|Vortragende(r)||Emily A. Hanink|
|Institution(en)||The University of Manchester|
|Ort||Online (see below)|
Deverbal nominalizations, long of theoretical interest to linguists, have come to be understood as nominal constructions with a verbal core. While precisely how much structure is possible within this verbal core is a matter of debate across specific constructions, there is a broad consensus that the amount of verbal structure in nominalizations may vary both within and across languages. This talk addresses a gap in this line of enquiry: While research in this domain has focused largely on nominalizations that characterize events, entity nominalizations, i.e., those that characterize ordinary individuals instead of events, remain less understood. Through the investigation of two types of entity nominalizations in Washo (Hokan/isolate, USA) — internally headed relatives and subject nominalizations — I show that nominalizations that characterize entities show the same types of variation that are already familiar to us from those that characterize events.
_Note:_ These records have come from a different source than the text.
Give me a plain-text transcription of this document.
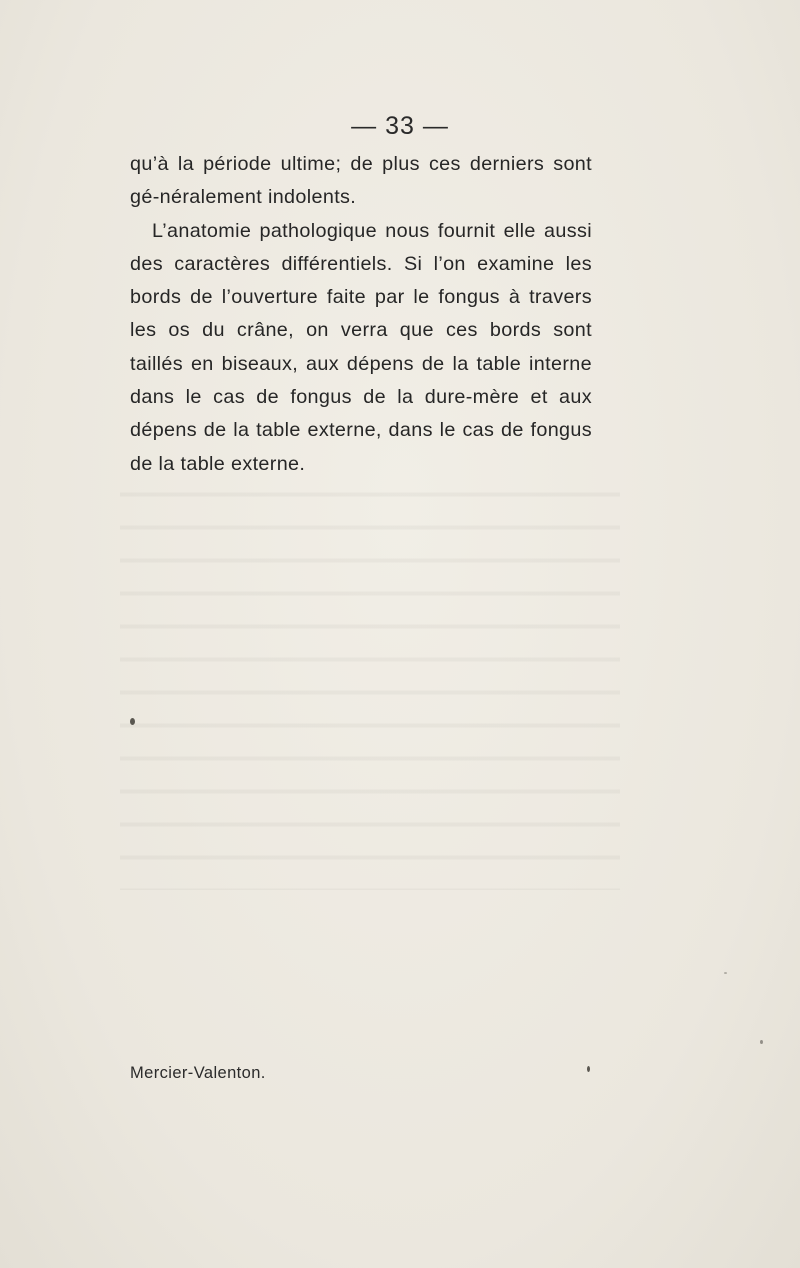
— 33 —

qu’à la période ultime; de plus ces derniers sont gé-néralement indolents.

L’anatomie pathologique nous fournit elle aussi des caractères différentiels. Si l’on examine les bords de l’ouverture faite par le fongus à travers les os du crâne, on verra que ces bords sont taillés en biseaux, aux dépens de la table interne dans le cas de fongus de la dure-mère et aux dépens de la table externe, dans le cas de fongus de la table externe.

Mercier-Valenton.
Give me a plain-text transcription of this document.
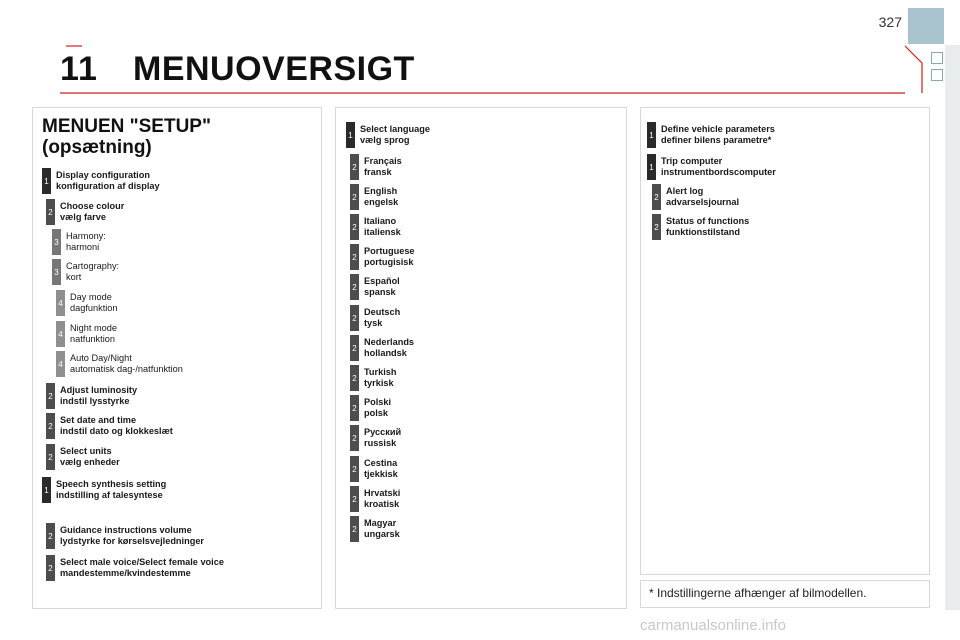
327
11 MENUOVERSIGT
MENUEN "SETUP"
(opsætning)
1
Display configuration
konfiguration af display
2
Choose colour
vælg farve
3
Harmony:
harmoni
3
Cartography:
kort
4
Day mode
dagfunktion
4
Night mode
natfunktion
4
Auto Day/Night
automatisk dag-/natfunktion
2
Adjust luminosity
indstil lysstyrke
2
Set date and time
indstil dato og klokkeslæt
2
Select units
vælg enheder
1
Speech synthesis setting
indstilling af talesyntese
2
Guidance instructions volume
lydstyrke for kørselsvejledninger
2
Select male voice/Select female voice
mandestemme/kvindestemme
1
Select language
vælg sprog
2
Français
fransk
2
English
engelsk
2
Italiano
italiensk
2
Portuguese
portugisisk
2
Español
spansk
2
Deutsch
tysk
2
Nederlands
hollandsk
2
Turkish
tyrkisk
2
Polski
polsk
2
Русский
russisk
2
Cestina
tjekkisk
2
Hrvatski
kroatisk
2
Magyar
ungarsk
1
Define vehicle parameters
definer bilens parametre*
1
Trip computer
instrumentbordscomputer
2
Alert log
advarselsjournal
2
Status of functions
funktionstilstand
* Indstillingerne afhænger af bilmodellen.
carmanualsonline.info
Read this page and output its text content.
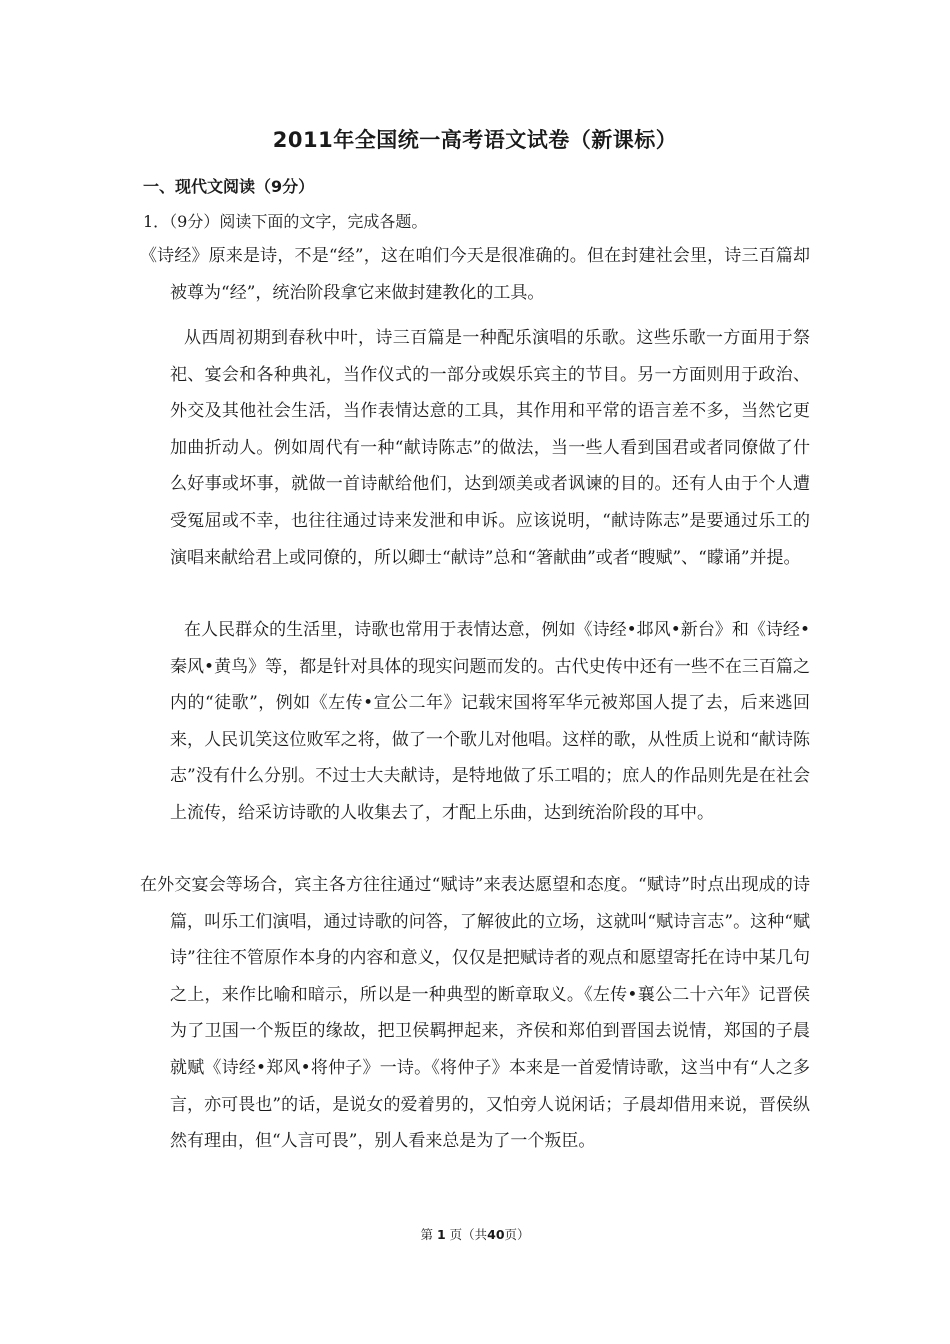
2011年全国统一高考语文试卷（新课标）
一、现代文阅读（9分）
1．（9分）阅读下面的文字，完成各题。

《诗经》原来是诗，不是“经”，这在咱们今天是很准确的。但在封建社会里，诗三百篇却被尊为“经”，统治阶段拿它来做封建教化的工具。

从西周初期到春秋中叶，诗三百篇是一种配乐演唱的乐歌。这些乐歌一方面用于祭祀、宴会和各种典礼，当作仪式的一部分或娱乐宾主的节目。另一方面则用于政治、外交及其他社会生活，当作表情达意的工具，其作用和平常的语言差不多，当然它更加曲折动人。例如周代有一种“献诗陈志”的做法，当一些人看到国君或者同僚做了什么好事或坏事，就做一首诗献给他们，达到颂美或者讽谏的目的。还有人由于个人遭受冤屈或不幸，也往往通过诗来发泄和申诉。应该说明，“献诗陈志”是要通过乐工的演唱来献给君上或同僚的，所以卿士“献诗”总和“箸献曲”或者“瞍赋”、“矇诵”并提。

在人民群众的生活里，诗歌也常用于表情达意，例如《诗经•邶风•新台》和《诗经•秦风•黄鸟》等，都是针对具体的现实问题而发的。古代史传中还有一些不在三百篇之内的“徒歌”，例如《左传•宣公二年》记载宋国将军华元被郑国人提了去，后来逃回来，人民讥笑这位败军之将，做了一个歌儿对他唱。这样的歌，从性质上说和“献诗陈志”没有什么分别。不过士大夫献诗，是特地做了乐工唱的；庶人的作品则先是在社会上流传，给采访诗歌的人收集去了，才配上乐曲，达到统治阶段的耳中。

在外交宴会等场合，宾主各方往往通过“赋诗”来表达愿望和态度。“赋诗”时点出现成的诗篇，叫乐工们演唱，通过诗歌的问答，了解彼此的立场，这就叫“赋诗言志”。这种“赋诗”往往不管原作本身的内容和意义，仅仅是把赋诗者的观点和愿望寄托在诗中某几句之上，来作比喻和暗示，所以是一种典型的断章取义。《左传•襄公二十六年》记晋侯为了卫国一个叛臣的缘故，把卫侯羁押起来，齐侯和郑伯到晋国去说情，郑国的子晨就赋《诗经•郑风•将仲子》一诗。《将仲子》本来是一首爱情诗歌，这当中有“人之多言，亦可畏也”的话，是说女的爱着男的，又怕旁人说闲话；子晨却借用来说，晋侯纵然有理由，但“人言可畏”，别人看来总是为了一个叛臣。

第 1 页（共40页）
Further, I show that while entity nominalizations are often described in terms of thematic roles (e.g., agent, theme), the kind of argument an entity nominalization may characterize is epiphenomenal, related to the type of dependency involved. By drawing a parallel to A’ vs. A-dependencies in relativization, a picture emerges in which nominalization and relativization are related strategies for creating derived entities in the syntax.